Main

The lack of raw data sets associated with proteomics and molecular-interaction papers is a long-standing and pernicious problem. It not only stymies the exchange, comparison and reanalysis of experimental results, but also inhibits the development of new algorithms and statistics that could improve the confidence in data and conclusions. In addition, it undermines the ability of referees to fully evaluate the quality of data supporting a manuscript's conclusions, sometimes forcing them to assess results simply on 'good faith'. Contrast this with the situation in genome research and structural biology, where there is an abundance of public data sets from DNA microarrays, genome sequencing and X-ray crystallography studies, and it is not difficult to understand why progress in proteomics has lagged.

Part of the problem has been that high-throughput protein analysis technologies like mass spectrometry are still relatively young, and the raw data output from instruments is not represented in standardized formats. What's more, protein mass spectrometrists have been slow to distribute their data to the wider community—a puzzling phenomenon given the wide availability of mass spectra for chemicals and drugs.
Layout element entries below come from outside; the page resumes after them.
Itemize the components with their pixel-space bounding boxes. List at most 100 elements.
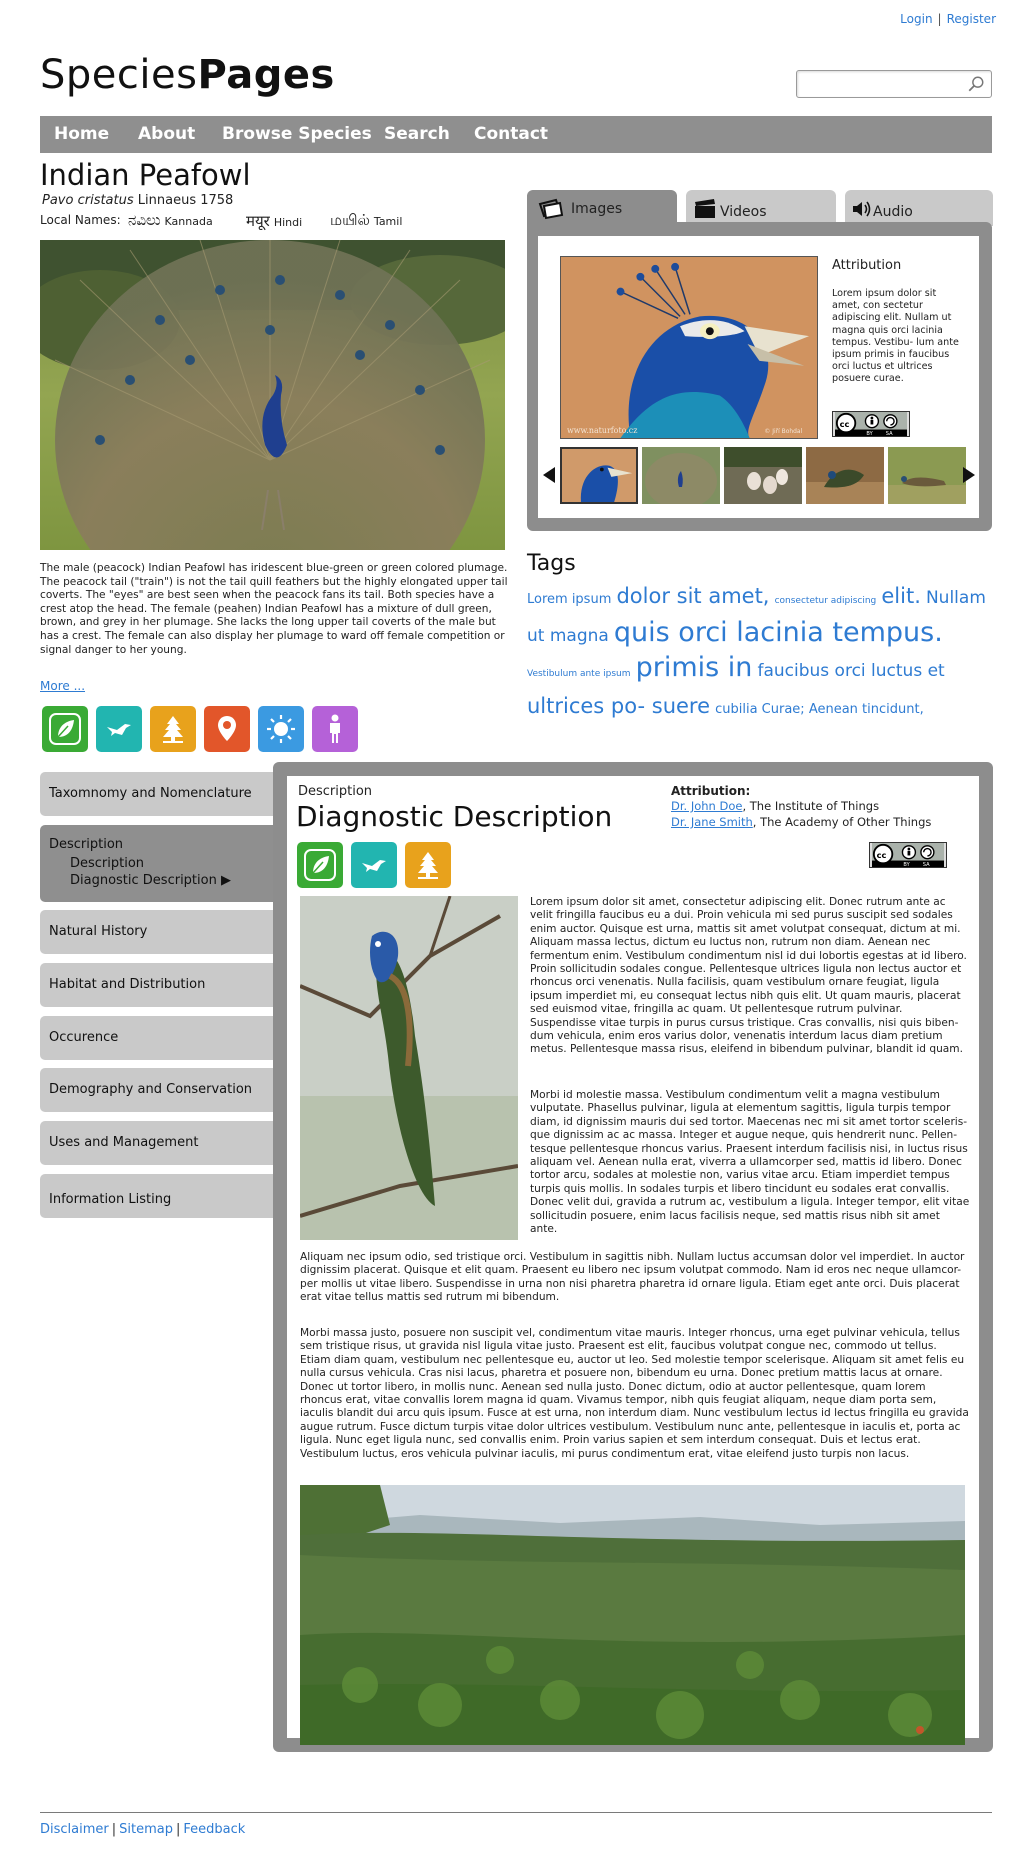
author-link[interactable]: Dr. Jane Smith xyxy=(671,815,753,829)
left-nav-subitem-diagnostic[interactable]: Diagnostic Description ▶ xyxy=(70,873,231,888)
tag[interactable]: dolor sit amet, xyxy=(616,584,769,608)
local-name-language: Hindi xyxy=(273,216,303,229)
cc-by-sa-icon: cc BY SA xyxy=(872,843,944,868)
tree-icon xyxy=(418,852,438,879)
thumbnail-5[interactable] xyxy=(888,447,966,504)
attribution-line-2: Dr. Jane Smith, The Academy of Other Thi… xyxy=(671,815,931,829)
perched-peacock-image xyxy=(300,896,518,1240)
cc-license-badge[interactable]: cc BY SA xyxy=(832,411,910,437)
sun-icon xyxy=(267,715,295,743)
nav-search[interactable]: Search xyxy=(384,124,450,144)
site-logo[interactable]: SpeciesPages xyxy=(40,52,335,98)
clapperboard-icon xyxy=(695,199,715,218)
svg-text:cc: cc xyxy=(877,850,887,860)
tile-tree[interactable] xyxy=(405,842,451,888)
local-names: Local Names: ನವಿಲು Kannada मयूर Hindi மயில… xyxy=(40,211,440,233)
media-gallery: www.naturfoto.cz © Jiří Bohdal Attributi… xyxy=(538,236,979,518)
left-nav-natural-history[interactable]: Natural History xyxy=(40,910,276,954)
left-nav-taxonomy[interactable]: Taxomnomy and Nomenclature xyxy=(40,772,276,816)
search-icon[interactable] xyxy=(967,75,985,93)
tag[interactable]: consectetur adipiscing xyxy=(775,596,877,606)
tag[interactable]: elit. xyxy=(881,584,921,608)
local-names-label: Local Names: xyxy=(40,213,121,227)
register-link[interactable]: Register xyxy=(947,12,996,26)
tag[interactable]: cubilia Curae; Aenean tincidunt, xyxy=(715,702,924,717)
paragraph-2: Morbi id molestie massa. Vestibulum cond… xyxy=(530,1089,970,1236)
location-pin-icon xyxy=(218,716,236,741)
prev-arrow-icon[interactable] xyxy=(541,466,557,484)
thumbnail-1[interactable] xyxy=(560,447,638,504)
left-nav-label: Description xyxy=(49,837,124,852)
tile-location[interactable] xyxy=(204,706,250,752)
tile-bird[interactable] xyxy=(351,842,397,888)
tab-audio[interactable]: Audio xyxy=(845,190,993,226)
tile-climate[interactable] xyxy=(258,706,304,752)
tile-leaf[interactable] xyxy=(42,706,88,752)
tile-human[interactable] xyxy=(312,706,358,752)
separator: | xyxy=(111,1822,117,1837)
more-link[interactable]: More ... xyxy=(40,679,85,693)
next-arrow-icon[interactable] xyxy=(961,466,977,484)
left-nav-information-listing[interactable]: Information Listing xyxy=(40,1174,276,1218)
left-nav-occurence[interactable]: Occurence xyxy=(40,1016,276,1060)
nav-browse-species[interactable]: Browse Species xyxy=(222,124,372,144)
bird-icon xyxy=(107,724,131,736)
search-box xyxy=(796,70,992,98)
tag[interactable]: Vestibulum ante ipsum xyxy=(527,669,630,679)
tag[interactable]: faucibus orci luctus et xyxy=(757,661,944,681)
tag[interactable]: quis orci lacinia tempus. xyxy=(614,617,943,648)
account-links: Login | Register xyxy=(900,12,996,26)
left-nav-label: Habitat and Distribution xyxy=(49,977,206,992)
nav-contact[interactable]: Contact xyxy=(474,124,548,144)
content-title: Diagnostic Description xyxy=(296,800,613,833)
tree-icon xyxy=(163,716,183,743)
content-area: Description Diagnostic Description Attri… xyxy=(287,776,979,1745)
paragraph-3: Aliquam nec ipsum odio, sed tristique or… xyxy=(300,1251,965,1304)
paragraph-1: Lorem ipsum dolor sit amet, consectetur … xyxy=(530,896,967,1056)
left-nav-demography[interactable]: Demography and Conservation xyxy=(40,1068,276,1112)
nav-about[interactable]: About xyxy=(138,124,195,144)
tag[interactable]: ultrices po- suere xyxy=(527,694,710,718)
footer-feedback[interactable]: Feedback xyxy=(183,1822,245,1837)
left-nav-description[interactable]: Description Description Diagnostic Descr… xyxy=(40,825,276,902)
local-name-language: Kannada xyxy=(164,215,213,228)
svg-text:cc: cc xyxy=(840,419,850,429)
tile-leaf[interactable] xyxy=(297,842,343,888)
thumbnail-4[interactable] xyxy=(806,447,884,504)
left-nav-label: Occurence xyxy=(49,1030,119,1045)
footer-disclaimer[interactable]: Disclaimer xyxy=(40,1822,109,1837)
main-gallery-image[interactable]: www.naturfoto.cz © Jiří Bohdal xyxy=(560,256,818,439)
images-icon xyxy=(538,198,564,220)
authority: Linnaeus 1758 xyxy=(137,193,234,208)
search-input[interactable] xyxy=(801,74,961,94)
nav-home[interactable]: Home xyxy=(54,124,109,144)
tile-bird[interactable] xyxy=(96,706,142,752)
author-org: , The Academy of Other Things xyxy=(752,815,932,829)
local-name-tamil: மயில் Tamil xyxy=(330,211,402,231)
tab-videos-label: Videos xyxy=(720,204,767,220)
tile-tree[interactable] xyxy=(150,706,196,752)
cc-license-badge[interactable]: cc BY SA xyxy=(869,842,947,868)
forest-landscape-image xyxy=(300,1485,965,1745)
species-description: The male (peacock) Indian Peafowl has ir… xyxy=(40,562,508,656)
login-link[interactable]: Login xyxy=(900,12,932,26)
author-org: , The Institute of Things xyxy=(742,799,880,813)
left-nav-uses[interactable]: Uses and Management xyxy=(40,1121,276,1165)
tag[interactable]: Lorem ipsum xyxy=(527,592,611,607)
thumbnail-3[interactable] xyxy=(724,447,802,504)
thumbnail-2[interactable] xyxy=(642,447,720,504)
author-link[interactable]: Dr. John Doe xyxy=(671,799,742,813)
section-label: Description xyxy=(298,784,373,799)
content-panel: Description Diagnostic Description Attri… xyxy=(273,762,993,1752)
svg-text:SA: SA xyxy=(923,862,930,867)
tab-videos[interactable]: Videos xyxy=(686,190,836,226)
bird-icon xyxy=(362,860,386,872)
tab-images[interactable]: Images xyxy=(527,190,677,226)
attribution-title: Attribution xyxy=(832,258,902,273)
tag[interactable]: primis in xyxy=(636,652,753,683)
separator: | xyxy=(937,12,942,26)
footer-sitemap[interactable]: Sitemap xyxy=(119,1822,173,1837)
left-nav-subitem-description[interactable]: Description xyxy=(70,856,144,871)
left-nav-habitat[interactable]: Habitat and Distribution xyxy=(40,963,276,1007)
left-nav-label: Uses and Management xyxy=(49,1135,199,1150)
But perhaps the single most important roadblock has been the chronic lack of public repositories for proteomics and molecular-interaction data.

This has begun to change, however, with the advent of the International Molecular Exchange (IMEx) consortium (http://imex.sourceforge.net/) and databases such as the European Bioinformatics Institute's PRIDE (http://www.ebi.ac.uk/pride) and IntAct (http://www.ebi.ac.uk/intact/), the Seattle-based Institute for Systems Biology's PeptideAtlas (http://www.peptideatlas.org/), the University of Michigan's Tranche (http://www.proteomecommons.org/dev/dfs/users/index.html) and the Rockefeller/University of British Columbia's GPMDB (http://www.thegpm.org/GPMDB/index.html). For the moment we prefer PRIDE and IMEx databases (IntAct, DIP, MINT) because they not only are true databases with complex interfaces and accession numbers, but also offer a mechanism for referees to anonymously review submitted data sets.

Our goal in encouraging data submission to public repositories is to enhance the utility, reproducibility and dissemination of the research published in our pages. It is worth reiterating that publication of a paper includes an obligation on the part of authors to make sufficient data publicly available for an experiment to be reproduced. Public accessibility of results is also consistent with the missions of funding agencies.

Although our new policy on data deposition is a recommendation rather than a requirement, we strongly urge authors to comply for the reasons enumerated above. We intend to monitor the results of this initiative with a view to assessing the future feasibility of requiring data deposition as a condition of publication.